Doxepin (Silenor): A histamine H1-receptor antagonist for the treatment of insomnia

Nearly 70 million American adults are affected by insomnia, with sleep maintenance difficulty (waking frequently during the night and/or waking too early and being unable to return to sleep) being the most commonly reported night-time symptom. Doxepin 3-mg and 6-mg tablets were approved by FDA in March 2010 to treat both short- and long-term insomnia characterized by difficulties with sleep maintenance in both adults and the elderly. Doxepin works by blocking the histamine H₁-receptor, a mechanism of action different than that of any other currently FDA-approved prescription medication for the treatment of insomnia.

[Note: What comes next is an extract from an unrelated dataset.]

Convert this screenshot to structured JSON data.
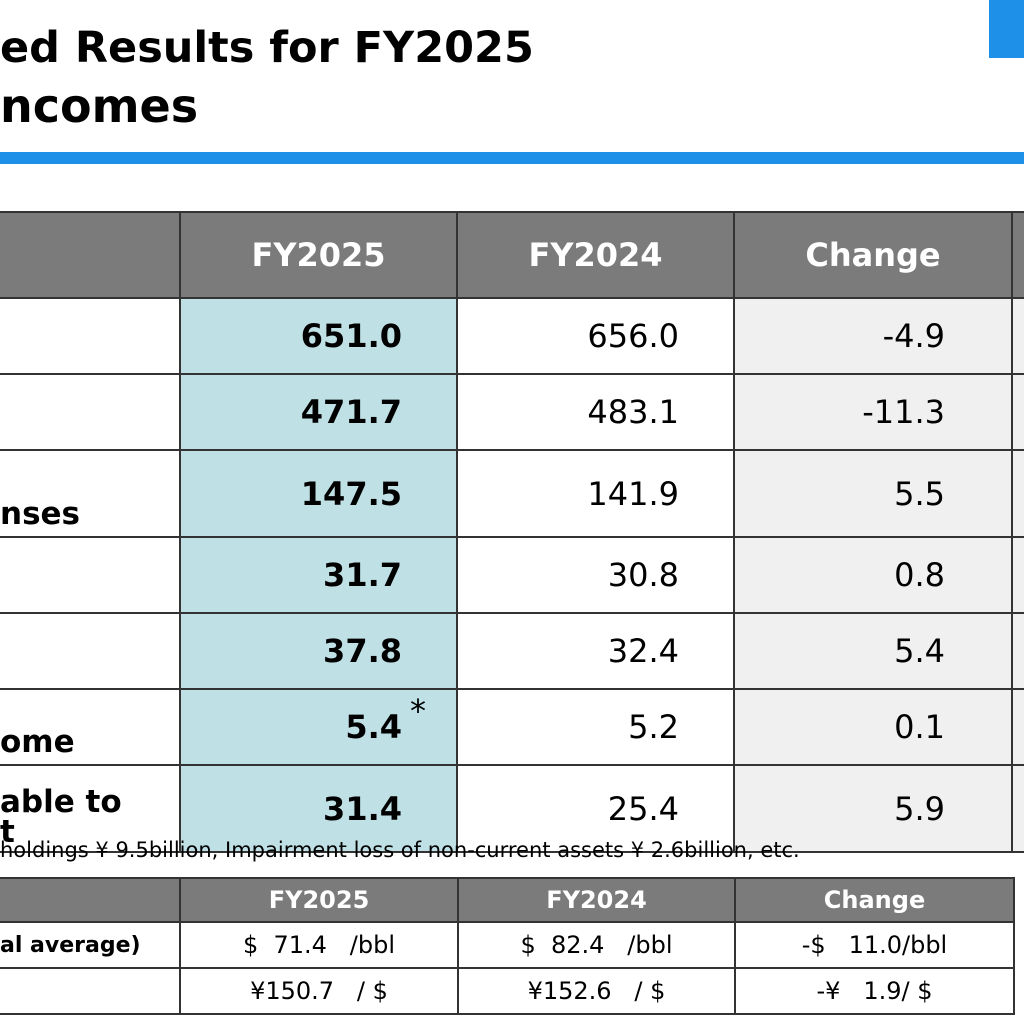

Efficacy. The efficacy of doxepin for improving sleep maintenance is supported by 6 randomized, double-blind studies up to 3 months in duration that included 1,423 subjects, between 18 and 93 years of age, with chronic (n=858) or transient (n=565) insomnia. In these studies, the 3-mg and 6-mg doses of doxepin were consistently found to be superior to placebo as measured by the amount of time spent awake after sleep onset. After discontinuation of doxepin, no signs of rebound insomnia were detected.

Safety. The most common treatment-emergent adverse reactions, reported in ≥2% of patients treated with doxepin, and more commonly than in patients treated with placebo, were somnolence/sedation (6%–9%), nausea (2%), and upper respiratory tract infection (2%–4%). No withdrawal effects or other adverse events indicative of physical dependence were observed in clinical studies. Consequently, FDA has not designated doxepin as a controlled substance. The failure of insomnia to remit after 7 to 10 days of treatment may indicate the presence of a primary psychiatric and/or medical illness, which should be evaluated. As with other sedative/hypnotic agents, those taking doxepin may experience abnormal thinking and behavioral changes, an increased suicide risk and worsening of depression, and impaired alertness and motor coordination.